The court denied the request for an evidentiary hearing. It noted that there was no information as to what words the jurors had allegedly looked up in the dictionary and that the speculation as to the pimping activity could not have affected the actual deliberation. Even assuming that the statements in Peyton’s declaration were true, the court concluded that it did not “rise to the level of requiring an evidentiary hearing.
We review the denial of a new trial motion without an evidentiary hearing for abuse of discretion. (Bardessono v. Michels (1970) 3 Cal.3d 780, 795; People v. Duran (1996) 50 Cal.App.4th 103, 113.) “When a trial court is aware of possible juror misconduct, the court ‘must “make whatever inquiry is reasonably necessary” ’ to resolve the matter. [Citation.] It must do so, however, only when the defense comes forward with evidence that demonstrates a ‘strong possibility of prejudicial misconduct.’ [Citation.] [¶] Normally, hearsay is not sufficient to trigger the court’s duty to make further inquiries into a claim of juror misconduct. A similar claim was made in People v. Cox (1991) 53 Cal.3d 618, where the appellant had offered to submit both the unsworn statement of a juror and a defense investigator’s affidavit recounting the juror’s statement to the investigator regarding alleged juror misconduct. We found no abuse of discretion in the trial court’s denial of the new trial motion without a hearing, noting that the court was justified in according little, if any, credence to the assertions the juror would not verify.” (People v. Hayes (1999) 21 Cal.4th 1211, 1255-1256; People v. Hedgecock (1990) 51 Cal.3d 395, 415.)

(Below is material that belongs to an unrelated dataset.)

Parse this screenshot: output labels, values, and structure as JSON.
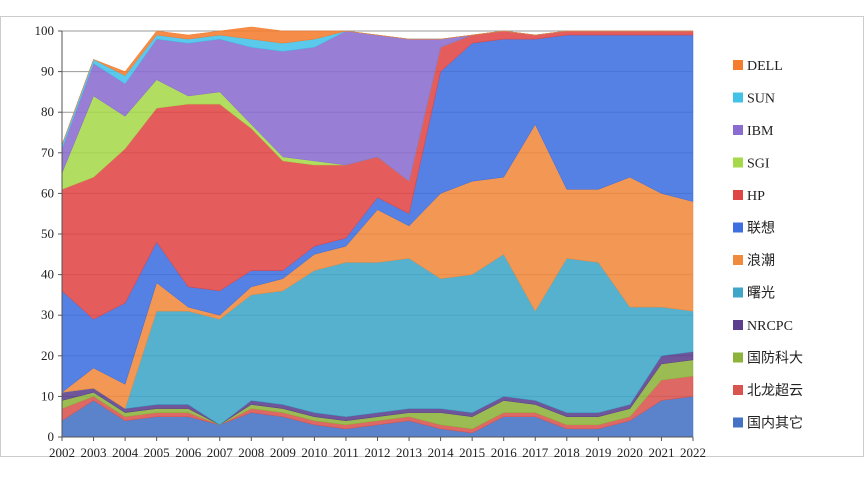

Here, the only evidence offered to support defendant’s claim of juror misconduct was Peyton’s hearsay declaration. None of the jurors provided statements. Moreover, any potential for prejudice arising from the possibility that the jurors speculated about the Davis and Clark statements is minimal because the issue of pimping and prostitution was already before the jury on properly admitted evidence and, as discussed above, it was only tangentially related to defendant’s guilt. As to the second proposed ground for misconduct, the investigator’s hearsay declaration failed to identify what words the jurors allegedly looked up in the dictionary; hence, even assuming there was admissible evidence that the jurors had resorted to dictionary definitions, there is no way to determine whether those definitions were of legally critical terms or, if so, whether they were defined in a way that conflicted with the court’s instructions. Because the defense’s hearsay evidence failed to demonstrate a “strong possibility of prejudicial misconduct, ” the court did not abuse its discretion when it denied the motion for a new trial without conducting an evidentiary hearing.
DISPOSITION
The judgment is affirmed.
We concur: McGuiness, P.J., Pollak, J.